Agawam City Council votes to raise taxes, restore barn
AGAWAM – The Agawam City Council
took on a full agenda Nov. 17, settling drawn out issues and unanimously voting to raise town property taxes for the 2015 fiscal year.
The raise in taxes, proposed by Mayor Richard Cohen
, will affect residential, commercial and industrial properties. The average single-family home worth $209 thousand a year will have an increase of $40. The average increase for commercial and industrial properties will be $109 and $165, accordingly.
“I’m very happy that the council passed [the new rate] as Agawam continues to be the lowest split rate town in the area,” Cohen said.
Though Cohen said he never wants to see a tax increase, it was necessary to maintain Agawam’s low-fee stance.
“I am not going to institute fees for sports or trash for our community,” Cohen said. “Fees are just hidden taxes.”
The hike in property taxes is part of a plan for Agawam to earn the $53 million it needs.
Before the council voted to approve the tax increase, the City Council faced proposals that have caused more discussion and debate surrounding the Agawam Municipal Golf Course
The council appropriated $22,000 to help the golf course management close its deficit, though Council President Christopher Johnson said he “nearly choked voting yes” during council discussion.
Though the vote to appropriate an additional $91,000 to the golf course eventually passed with a 7-3 vote, the council said that their hands were tied during the discussion of the item.
“We’re in a box because they created it,” Johnson said. “If we don’t give them the $91,000, then we have to cut $91,000 [from the budget].”

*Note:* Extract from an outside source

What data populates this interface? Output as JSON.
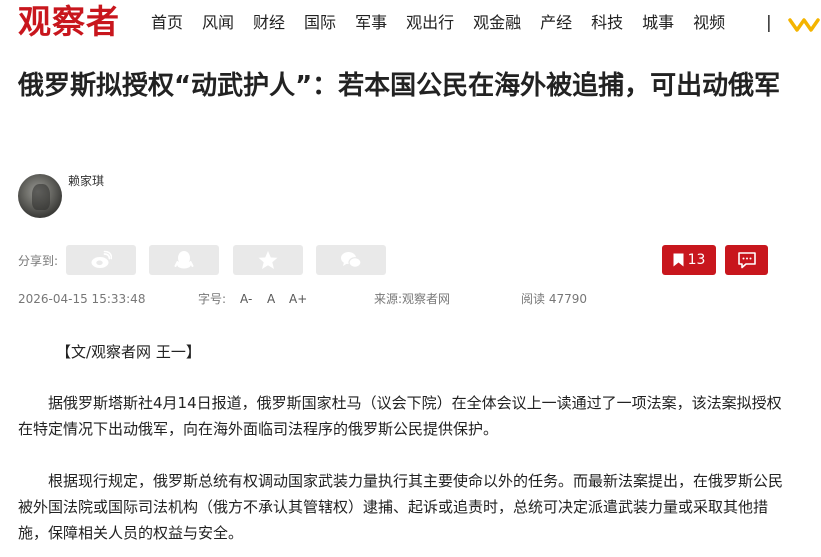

The council also approved an ad hoc subcommittee that will serve to review the management of the golf course and ultimately, monitor the spending of taxpayer money.
“If we’re not going to hold them accountable for what they say they’re going to do then shame on us,” Johnson said.
Despite this, Councilor Dennis Perry said that the city council has not been entirely blameless in this issue.
“We passed the budget. We should have cut this money out of the budget back in May. We approved it. We’re a part of the problem,” Perry said. “We’re going to be raising the taxes again because of the budget we approved. We have to take a hard look at ourselves too in regards to how and what we vote on when it’s budget time.”
While no residents spoke in favor or against the tax proposal, advocates showed to speak in favor of the School Street Barn restoration
and the rehabilitation of the track and athletic fields at Agawam High School
. Those residents were not disappointed.
In unanimous decisions, the City Council voted to approve the allocation of Community Preservation Funds (CPA) for the restoration of the barn and to for the high school track. Both projects are expected to begin in the spring of 2015.
Before taking the vote, questions were raised about the future use of the barn. Though it has been discussed that the barn be used for weddings and other functions, residents and council members alike agreed that would not be an appropriate use of taxpayer money. The council has stressed that the $447,502 of CPA funding will be used for restoration only.
“[The proposal is] for the restoration of the structure, period. Not about any future use. Restoration starts from the foundation up,” resident Richard Bennet said during the Citizen Speak portion of the meeting. The Office of Planning and Community Development
pursued a $100,000 grant last year from the Massachusetts Historical Commission. An additional $315,000 was requested from the CPA Committee, and the City Council determined that its approval would depend on whether or not the grant was awarded.
The grant was denied, leaving the Office of Planning and Community Development looking for another way to fund the restoration.
With the approval, work will begin to restore the foundation, roof, windows and doors.